Alteration of endothelium-mediated vasodilator response in the rat hindlimb vasculature consecutive to chronic hypoxic stress: NO and EDHF involvement.

The previously documented impairment of hindlimb blood flow consecutive to chronic hypoxia might be related to endothelial vasomotor dysfunction. The aim of this study was to assess in-vivo the effect of chronic hypoxic stress on endothelium-mediated vasodilator response of hindlimb vascular bed, especially as regards to endothelium-derived hyperpolarizing factor (EDHF) and nitric oxide (NO) pathway contribution. Dark Agouti rats were randomly assigned to live at barometric pressure approximately 760 mmHg (N rats) or approximately 550 mmHg (CH rats). Under anesthesia, catheters were placed in the carotid artery for arterial pressure measurement, and in the saphenous vein and iliac artery for drug delivery.

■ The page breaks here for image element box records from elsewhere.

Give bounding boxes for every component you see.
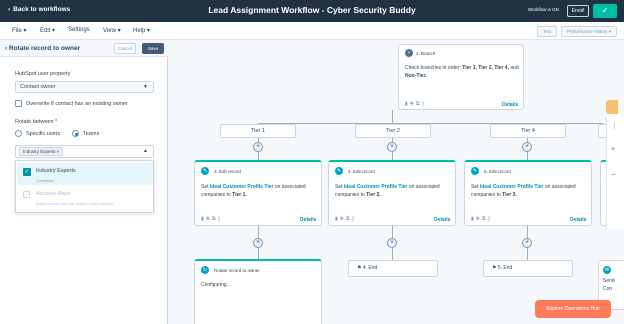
zoom-in-icon[interactable]: + <box>611 146 615 153</box>
dropdown-option-account-reps: Account Reps Empty teams can't be used f… <box>17 187 153 211</box>
branch-label-tier-4[interactable]: Tier 4 <box>490 124 566 138</box>
branch-title: 2. Branch <box>416 51 436 56</box>
test-button[interactable]: Test <box>537 26 557 37</box>
rotate-record-card[interactable]: ↻ Rotate record to owner Configuring... <box>194 259 322 324</box>
edit-record-icon: ✎ <box>201 167 209 175</box>
performance-history-button[interactable]: Performance history ▾ <box>561 26 617 37</box>
edit-record-card-5[interactable]: ✎ 5. Edit record Set Ideal Customer Prof… <box>464 160 592 226</box>
flag-icon: ⚑ <box>357 265 362 271</box>
checkbox-disabled-icon <box>23 191 30 198</box>
grid-icon[interactable]: ⋮ <box>611 122 618 130</box>
caret-up-icon: ▲ <box>143 148 148 154</box>
check-icon: ✓ <box>601 6 609 15</box>
cancel-button[interactable]: Cancel <box>114 43 136 54</box>
configuring-text: Configuring... <box>201 282 231 288</box>
email-icon: ✉ <box>603 266 611 274</box>
property-select[interactable]: Contact owner ▼ <box>15 81 154 93</box>
explore-operations-hub-button[interactable]: Explore Operations Hub <box>535 300 611 318</box>
overwrite-label: Overwrite if contact has an existing own… <box>26 101 128 107</box>
menu-edit[interactable]: Edit ▾ <box>40 27 55 34</box>
save-button[interactable]: Save <box>142 43 164 54</box>
overwrite-checkbox[interactable] <box>15 100 22 107</box>
branch-label-tier-2[interactable]: Tier 2 <box>355 124 431 138</box>
edit-record-icon: ✎ <box>335 167 343 175</box>
bookmark-icon[interactable] <box>606 100 618 114</box>
branch-icon: ⑂ <box>405 49 413 57</box>
card-tools[interactable]: ▮✥⧉▯ <box>201 216 222 222</box>
workflow-canvas[interactable]: ⑂ 2. Branch Check branches in order: Tie… <box>168 40 624 324</box>
edit-record-card-3[interactable]: ✎ 3. Edit record Set Ideal Customer Prof… <box>194 160 322 226</box>
edit-record-icon: ✎ <box>471 167 479 175</box>
menu-bar: File ▾ Edit ▾ Settings View ▾ Help ▾ Tes… <box>0 22 624 40</box>
team-chip[interactable]: Industry Experts × <box>19 147 64 156</box>
details-link[interactable]: Details <box>434 217 450 223</box>
end-node-4[interactable]: ⚑ 4. End <box>348 260 438 277</box>
action-config-panel: ‹ Rotate record to owner Cancel Save Hub… <box>0 40 168 324</box>
panel-title: ‹ Rotate record to owner <box>5 45 81 52</box>
close-icon[interactable]: × <box>57 149 60 154</box>
enroll-button[interactable]: Enroll <box>567 5 589 17</box>
card-tools[interactable]: ▮✥⧉▯ <box>335 216 356 222</box>
menu-file[interactable]: File ▾ <box>12 27 26 34</box>
panel-header: ‹ Rotate record to owner Cancel Save <box>0 40 168 57</box>
details-link[interactable]: Details <box>300 217 316 223</box>
property-label: HubSpot user property <box>15 71 71 77</box>
rotate-label: Rotate between * <box>15 119 58 125</box>
delete-action-button[interactable]: × <box>253 238 263 248</box>
checkbox-checked-icon: ✓ <box>23 168 31 176</box>
specific-users-radio[interactable] <box>15 130 22 137</box>
rotate-owner-icon: ↻ <box>201 266 209 274</box>
workflow-toggle[interactable]: ✓ <box>593 4 617 18</box>
edit-record-card-4[interactable]: ✎ 4. Edit record Set Ideal Customer Prof… <box>328 160 456 226</box>
details-link[interactable]: Details <box>502 102 518 108</box>
dropdown-option-industry-experts[interactable]: ✓ Industry Experts 1 member <box>17 163 153 185</box>
menu-settings[interactable]: Settings <box>68 27 90 33</box>
workflow-status: Workflow is ON <box>528 7 559 12</box>
specific-users-label: Specific users <box>26 131 61 137</box>
zoom-out-icon[interactable]: − <box>611 172 615 179</box>
branch-description: Check branches in order: Tier 1, Tier 2,… <box>405 65 519 79</box>
details-link[interactable]: Details <box>570 217 586 223</box>
branch-label-tier-1[interactable]: Tier 1 <box>220 124 296 138</box>
end-node-5[interactable]: ⚑ 5. End <box>483 260 573 277</box>
card-tools[interactable]: ▮✥⧉▯ <box>471 216 492 222</box>
menu-view[interactable]: View ▾ <box>103 27 121 34</box>
menu-help[interactable]: Help ▾ <box>133 27 150 34</box>
card-tools[interactable]: ▮✥⧉▯ <box>405 101 426 107</box>
add-action-button[interactable]: + <box>387 238 397 248</box>
caret-down-icon: ▼ <box>143 84 148 90</box>
top-bar: ‹ Back to workflows Lead Assignment Work… <box>0 0 624 22</box>
branch-card[interactable]: ⑂ 2. Branch Check branches in order: Tie… <box>398 44 524 110</box>
teams-label: Teams <box>83 131 100 137</box>
teams-dropdown: ✓ Industry Experts 1 member Account Reps… <box>15 160 154 213</box>
flag-icon: ⚑ <box>492 265 497 271</box>
teams-radio[interactable] <box>72 130 79 137</box>
add-action-button[interactable]: + <box>387 142 397 152</box>
add-action-button[interactable]: + <box>253 142 263 152</box>
add-action-button[interactable]: + <box>522 142 532 152</box>
right-sidebar: ⋮ + − <box>606 114 624 229</box>
add-action-button[interactable]: + <box>522 238 532 248</box>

Hindlimb blood flow (HBF) was measured by transit-time ultrasound flowmetry, at baseline and during endothelium-dependent vasodilator response induced by intra-arterial injection of acetylcholine (0.75 ng and 7.5 ng) with and without specific blockers of NOS (L-NAME) and EDHF (Charybdotoxin+Apamin). HBF and hindlimb vascular conductance changes in response to ACh infusion were significantly lower in CH than in N rats. The mechanisms responsible for this blunted response involved impairment in both NO pathway and EDHF. The chronic hypoxia-induced alteration of NO pathway was mainly related to the bioavailability of its substrate l-Arginine, since the infusion of l-Arginine restored the endothelial response to ACh in CH rats to the level of N rats. These results demonstrate that the impairment in endothelium-mediated vasodilator response of the hindlimb vascular tree induced by chronic hypoxic stress involves both NO and EDHF.